New Jersey Gov. Chris Christie blasted a top pollster who found him trailing several Republican presidential candidates in the early primary state of New Hampshire.

"First of all, it's a Monmouth University poll, so you guys should know by now that the Monmouth University polls [are] created just to aggravate me," Christie reportedly told members of the press during a campaign stop in New Hampshire. "Just look at Patrick Murray and his tweets, there couldn't be a less objective pollster about Chris Christie in America."

Murray is the executive director of the polling institute at Monmouth University. In the institute's latest poll, Christie placed among the bottom half of GOP candidates with just 4 percent support among likely Republican voters in New Hampshire.

"Despite spending much of his time [in New Hampshire], Christie does much better as a second choice rather than the first pick," Murray said in a press release Tuesday.

The Garden State governor described Murray as a "liberal advocate" to reporters and questioned whether "anybody really care[s]" about the New Jersey-based institute's polling data.

"You think nationally people are on the edge of their seat waiting for the Monmouth University poll to come out? I mean, please, stop," Christie said, according to NJ Advance Media.

"I mean, there are polls and there are polls, guys, and part of the problem is that no one exercises any quality control over what you should listen to and not listen to — and that's why I've said all along, I don't really care about that stuff," he added.
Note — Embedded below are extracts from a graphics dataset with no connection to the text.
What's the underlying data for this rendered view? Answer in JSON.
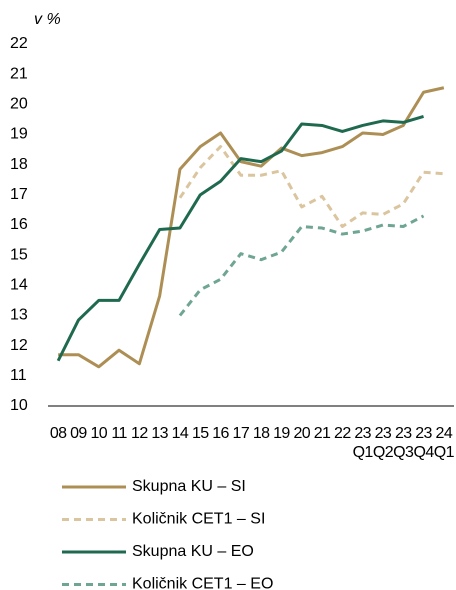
{
  "chart_data": {
    "type": "line",
    "y_label": "v %",
    "categories": [
      "08",
      "09",
      "10",
      "11",
      "12",
      "13",
      "14",
      "15",
      "16",
      "17",
      "18",
      "19",
      "20",
      "21",
      "22",
      "23\nQ1",
      "23\nQ2",
      "23\nQ3",
      "23\nQ4",
      "24\nQ1"
    ],
    "ylim": [
      10,
      22
    ],
    "yticks": [
      10,
      11,
      12,
      13,
      14,
      15,
      16,
      17,
      18,
      19,
      20,
      21,
      22
    ],
    "grid": false,
    "legend": "bottom",
    "series": [
      {
        "name": "Skupna KU – SI",
        "color": "#ad8f55",
        "dashed": false,
        "values": [
          11.7,
          11.7,
          11.3,
          11.85,
          11.4,
          13.65,
          17.85,
          18.6,
          19.05,
          18.1,
          17.95,
          18.55,
          18.3,
          18.4,
          18.6,
          19.05,
          19.0,
          19.3,
          20.4,
          20.55
        ]
      },
      {
        "name": "Količnik CET1 – SI",
        "color": "#dac59e",
        "dashed": true,
        "values": [
          null,
          null,
          null,
          null,
          null,
          null,
          16.9,
          17.9,
          18.6,
          17.65,
          17.65,
          17.8,
          16.6,
          16.95,
          15.95,
          16.4,
          16.35,
          16.7,
          17.75,
          17.7
        ]
      },
      {
        "name": "Skupna KU – EO",
        "color": "#1f6a4f",
        "dashed": false,
        "values": [
          11.5,
          12.85,
          13.5,
          13.5,
          14.7,
          15.85,
          15.9,
          17.0,
          17.45,
          18.2,
          18.1,
          18.45,
          19.35,
          19.3,
          19.1,
          19.3,
          19.45,
          19.4,
          19.6,
          null
        ]
      },
      {
        "name": "Količnik CET1 – EO",
        "color": "#6fa593",
        "dashed": true,
        "values": [
          null,
          null,
          null,
          null,
          null,
          null,
          13.0,
          13.85,
          14.2,
          15.05,
          14.85,
          15.1,
          15.95,
          15.9,
          15.7,
          15.8,
          16.0,
          15.95,
          16.3,
          null
        ]
      }
    ]
  }
}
Prior to Christie's presidential announcement in late June, Murray had planned to ask New Jersey voters if their governor would "make a good president" since Christie had told Fox News' Megyn Kelly that New Jerseyans were reluctant to support his presidential bid because they wanted him to remain in place as governor.

"When your favorability ratings are even lower than your job approval ratings, it suggests they don't think you're up to the job," Murray had said at the time, according to NJ.com. "[I]t certainly doesn't suggest they love you, which is really what the underlying this is: We love you so much that we want you back."

According to the latest CNN/ORC poll, Christie is in eighth place nationally among the current field of GOP candidates with just 4 percent support.